Finalmente abordemos aspectos mais técnicos do filme. Com um enredo dessa magnitude, assinado por Jim Uhls, não seria preciso boas atuações, porém os três protagonistas vão além do normal. Brad Pitt encarna seu personagem egocêntrico e confiante. Edward Norton dá um ar inseguro e paspalhão ao seu personagem, modificando-se à medida que este vai adquirindo mais as características de seu “amigo imaginário”. Por fim, a personagem Marla Singer (Helena Carter) completa o trio, com um tom sarcástico, mórbido e irônico. Os detalhes complementares do filme (elenco de apoio, trilha sonora, fotografia…) se não contribuem para abrilhantar o filme, não chegam sequer a arranhar sua excelência.

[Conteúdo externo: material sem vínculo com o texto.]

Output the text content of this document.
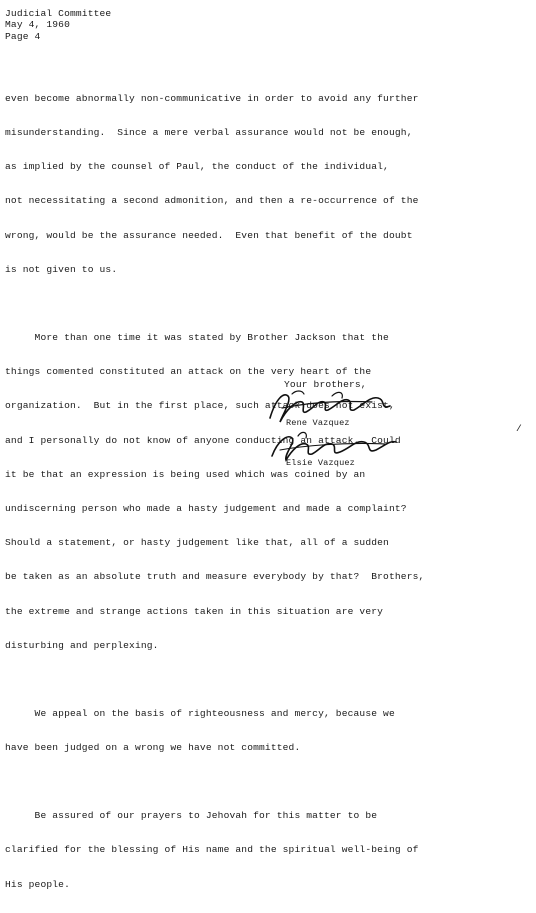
Judicial Committee
May 4, 1960
Page 4

even become abnormally non-communicative in order to avoid any further

misunderstanding.  Since a mere verbal assurance would not be enough,

as implied by the counsel of Paul, the conduct of the individual,

not necessitating a second admonition, and then a re-occurrence of the

wrong, would be the assurance needed.  Even that benefit of the doubt

is not given to us.

More than one time it was stated by Brother Jackson that the

things comented constituted an attack on the very heart of the

organization.  But in the first place, such attack does not exist,

and I personally do not know of anyone conducting an attack.  Could

it be that an expression is being used which was coined by an

undiscerning person who made a hasty judgement and made a complaint?

Should a statement, or hasty judgement like that, all of a sudden

be taken as an absolute truth and measure everybody by that?  Brothers,

the extreme and strange actions taken in this situation are very

disturbing and perplexing.

We appeal on the basis of righteousness and mercy, because we

have been judged on a wrong we have not committed.

Be assured of our prayers to Jehovah for this matter to be

clarified for the blessing of His name and the spiritual well-being of

His people.

Your brothers,
Rene Vazquez
Elsie Vazquez
/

Estranhamente, a bilheteria foi um fracasso. Tendo custado 65 milhões de dólares, o filme arrecadou apenas cerca de 37 milhões nos Estados Unidos. Creio ser ele, no entanto, um filme de uma aparente proposta ordinária, porém que contém inúmeras surpresas para os mais atentos. Acredite, há ainda diversas críticas e teorias em menor destaque que eu não abordei nesse texto, evitando deixá-lo demasiadamente longo. É uma excelente opção para quem quer apenas se divertir ou quem está procurando algum objeto para aquele trabalho de faculdade, sendo perfeitamente coerente cogitá-lo como uma excelente união entre o Blockbuster e o filme de arte.